Llevé el pie derecho adelante. Sosteniéndome de la pared, avancé dos pasos más cerciorándome que me siguiera el ritmo. Apoyé la mano sobre un auto estacionado al borde de la vereda casi en la esquina y me preparé a iniciar el descenso. Me tomé un tiempo, para dar dos respiraciones profundas y seguir camino. Bajé el pie izquierdo con la mayor soltura, con la mano apoyada sobre el capó. Un rato más tarde logré tener los dos pies sobre el asfalto. Volví la mirada. Ella estaba por llegar.
Se acercó al borde, le tomé de las manos. Me miró enojada. Me sostuve con sus hierros y volví a tomar respiraciones. Hice girar las ruedas delanteras, y con mucho cuidado, para que ella no se cayera, las ruedas delanteras rodaron por el cordón cayendo hasta la calle. Ella sostenía firmemente las manijas. Dio dos pasos para adelante así pudimos correr los hierros por delante del auto estacionado. Me ubiqué a un costado de ella y le tomé de la mano. Ella se aferró. Nos miramos mientras tomábamos aire. Ella dió el empujón inicial hasta que logró bajar un pie, quedando la otra rodilla doblada, esperando avanzar. Se aseguró de estar completamente apoyada en el andador para animarse a levantar el pie. De un golpe seco, el otro pie también ya estaba en el piso. Suspiró.
Me apresuré a avanzar hacia el otro lado de la calle, apoyando mi mano sobre la chapa caliente del auto estacionado. Dí dos pasos, lo más rápido que pude, posicionándome sobre la cebra peatonal. Después que pasaron dos autos mirándonos fijo, le tomé de la mano y empezamos la caminata sobre la calle. Un auto rojo se detuvo a esperarnos. Por suerte, esta vez no nos tocaron bocinas.
Apoyado en el bastón, alcanzamos el otro lado de la vereda. Ahora no había un auto en el que apoyarnos. Me apoyé en el bastón y doblé la pierna para subir la vereda. Volví a girar para levantar el andador y después de otros tres suspiros, estábamos los dos, listos para continuar el último trecho.
Cuidando de no tropezarnos, avanzamos hasta la mitad de cuadra. Levantamos la vista. Metí la mano en el bolsillo del saco y saqué el recorte del diario. Se lo mostré. Metí la mano en el otro bolsillo y le pasé sus anteojos. Le costó encontrar el nombre del teatro entre los clasificados. Faltaban diez minutos. Le tomé de la mano. Sus manos estaban tan arrugadas como las mías. Lo único que brillaban eran nuestros anillos.

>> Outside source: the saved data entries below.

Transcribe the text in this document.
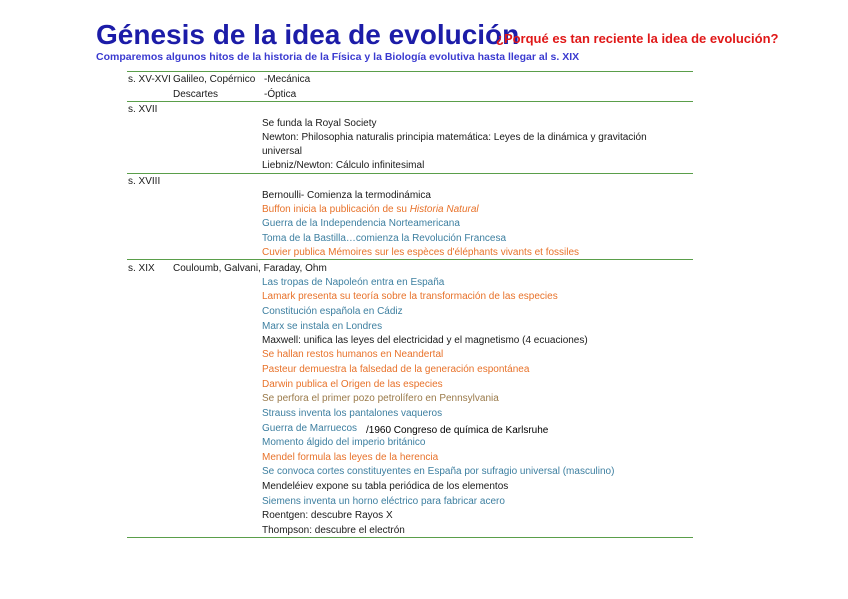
Génesis de la idea de evolución
¿Porqué es tan reciente la idea de evolución?
Comparemos algunos hitos de la historia de la Física y la Biología evolutiva hasta llegar al s. XIX
s. XV-XVI Galileo, Copérnico -Mecánica
Descartes	-Óptica
s. XVII
Se funda la Royal Society
Newton: Philosophia naturalis principia matemática: Leyes de la dinámica y gravitación
universal
Liebniz/Newton: Cálculo infinitesimal
s. XVIII
Bernoulli- Comienza la termodinámica
Buffon inicia la publicación de su Historia Natural
Guerra de la Independencia Norteamericana
Toma de la Bastilla…comienza la Revolución Francesa
Cuvier publica Mémoires sur les espèces d'éléphants vivants et fossiles
s. XIX Couloumb, Galvani, Faraday, Ohm
Las tropas de Napoleón entra en España
Lamark presenta su teoría sobre la transformación de las especies
Constitución española en Cádiz
Marx se instala en Londres
Maxwell: unifica las leyes del electricidad y el magnetismo (4 ecuaciones)
Se hallan restos humanos en Neandertal
Pasteur demuestra la falsedad de la generación espontánea
Darwin publica el Origen de las especies
Se perfora el primer pozo petrolífero en Pennsylvania
Strauss inventa los pantalones vaqueros
Guerra de Marruecos /1960 Congreso de química de Karlsruhe
Momento álgido del imperio británico
Mendel formula las leyes de la herencia
Se convoca cortes constituyentes en España por sufragio universal (masculino)
Mendeléiev expone su tabla periódica de los elementos
Siemens inventa un horno eléctrico para fabricar acero
Roentgen: descubre Rayos X
Thompson: descubre el electrón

No podíamos confirmar el horario. Desde el otro lado de la cuadra, una mujer sentada en unos escalones, se paró y se acercó a nosotros. Le pedí que nos ayude a leer la sección “Salas de teatro” entre todos los apartados. Nos mostró el cartel de arriba. “Teatro Sarmiento” decía el cartel. “Están a tiempo” nos dijo mientras nos entregaba unos pañuelos. Habían unas letras. Le pedí que nos lea. “El amor no se espera. Se vive”. Nos ayudó a entrar al teatro. Mientras mi esposa cruzaba la entrada del teatro, ví que volvió a sentarse en el mismo escalón. Habrá creído que estábamos viejos. Pero no entiende que la edad se lleva en el corazón.